For Nb₃Sn: ξ(0) = 3 nm, λ(0) = 65 nm, Tc = 18 K.

(a) Calculate κ, Hc1(0), and Hc2(0).

(b) If Hc(0) = 0.4 T, verify the relationships between the critical fields.

(c) What is the range of the mixed state at T = 0?

Problem 2: Flux Quantization Verification

A superconducting ring has inner diameter 1 mm and traps magnetic flux.

(a) If the measured flux is 3.1 × 10⁻¹⁵ Wb, how many flux quanta are trapped?

(b) Calculate the minimum detectable field change ΔB if one additional flux quantum enters.

(c) Why must flux be quantized in superconductors?

Problem 3: Vortex Lattice Spacing

A Type II superconductor with λ = 100 nm is in a field B = 1 T.

(a) Calculate the vortex lattice constant a.

(b) How many vortices are present per μm²?

(c) At what field do vortex cores (ξ = 5 nm) start to overlap?

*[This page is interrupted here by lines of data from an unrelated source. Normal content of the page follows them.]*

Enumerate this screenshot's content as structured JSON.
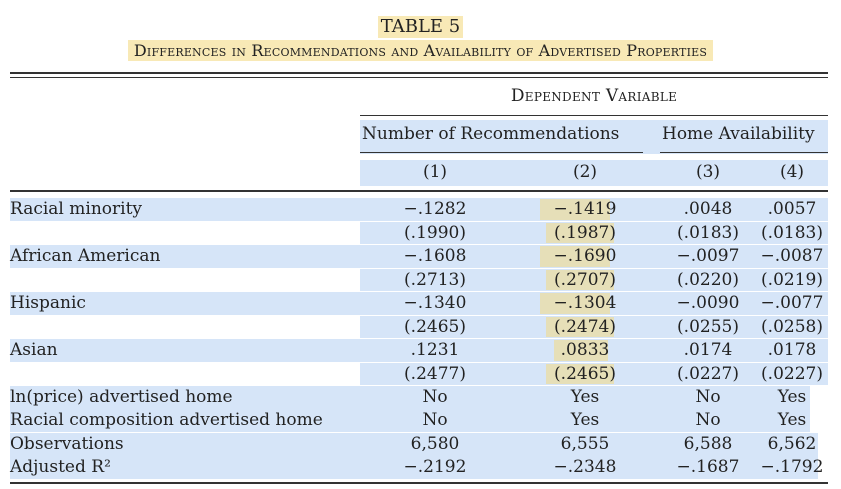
{
  "table": {
    "number": "TABLE 5",
    "title": "Differences in Recommendations and Availability of Advertised Properties",
    "dependent_variable_header": "Dependent Variable",
    "group_headers": [
      "Number of Recommendations",
      "Home Availability"
    ],
    "column_numbers": [
      "(1)",
      "(2)",
      "(3)",
      "(4)"
    ],
    "rows": [
      {
        "label": "Racial minority",
        "values": [
          "−.1282",
          "−.1419",
          ".0048",
          ".0057"
        ]
      },
      {
        "label": "",
        "values": [
          "(.1990)",
          "(.1987)",
          "(.0183)",
          "(.0183)"
        ]
      },
      {
        "label": "African American",
        "values": [
          "−.1608",
          "−.1690",
          "−.0097",
          "−.0087"
        ]
      },
      {
        "label": "",
        "values": [
          "(.2713)",
          "(.2707)",
          "(.0220)",
          "(.0219)"
        ]
      },
      {
        "label": "Hispanic",
        "values": [
          "−.1340",
          "−.1304",
          "−.0090",
          "−.0077"
        ]
      },
      {
        "label": "",
        "values": [
          "(.2465)",
          "(.2474)",
          "(.0255)",
          "(.0258)"
        ]
      },
      {
        "label": "Asian",
        "values": [
          ".1231",
          ".0833",
          ".0174",
          ".0178"
        ]
      },
      {
        "label": "",
        "values": [
          "(.2477)",
          "(.2465)",
          "(.0227)",
          "(.0227)"
        ]
      },
      {
        "label": "ln(price) advertised home",
        "values": [
          "No",
          "Yes",
          "No",
          "Yes"
        ]
      },
      {
        "label": "Racial composition advertised home",
        "values": [
          "No",
          "Yes",
          "No",
          "Yes"
        ]
      },
      {
        "label": "Observations",
        "values": [
          "6,580",
          "6,555",
          "6,588",
          "6,562"
        ]
      },
      {
        "label": "Adjusted R²",
        "values": [
          "−.2192",
          "−.2348",
          "−.1687",
          "−.1792"
        ]
      }
    ]
  },
  "colors": {
    "highlight_yellow": "#f8e9b6",
    "highlight_blue": "#d6e5f8",
    "highlight_olive": "#e6dfb8",
    "rule": "#333333"
  }
}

Problem 4: Bean Model Application

A superconducting slab (thickness 2 mm, Jc = 10⁹ A/m²) is in field Ba = 0.5 T.

(a) Calculate the penetration depth.

(b) Sketch the B(x) and J(x) profiles.

(c) What is the magnetization M?

Problem 5: Critical Current from Pinning

A vortex experiences pinning force Fpin = 10⁻¹¹ N per unit length.

(a) Calculate the critical current density Jc.

(b) If the pinning centers have density np = 10²¹ m⁻³, what is the average pinning energy per defect?

(c) How does Jc depend on temperature through thermal depinning?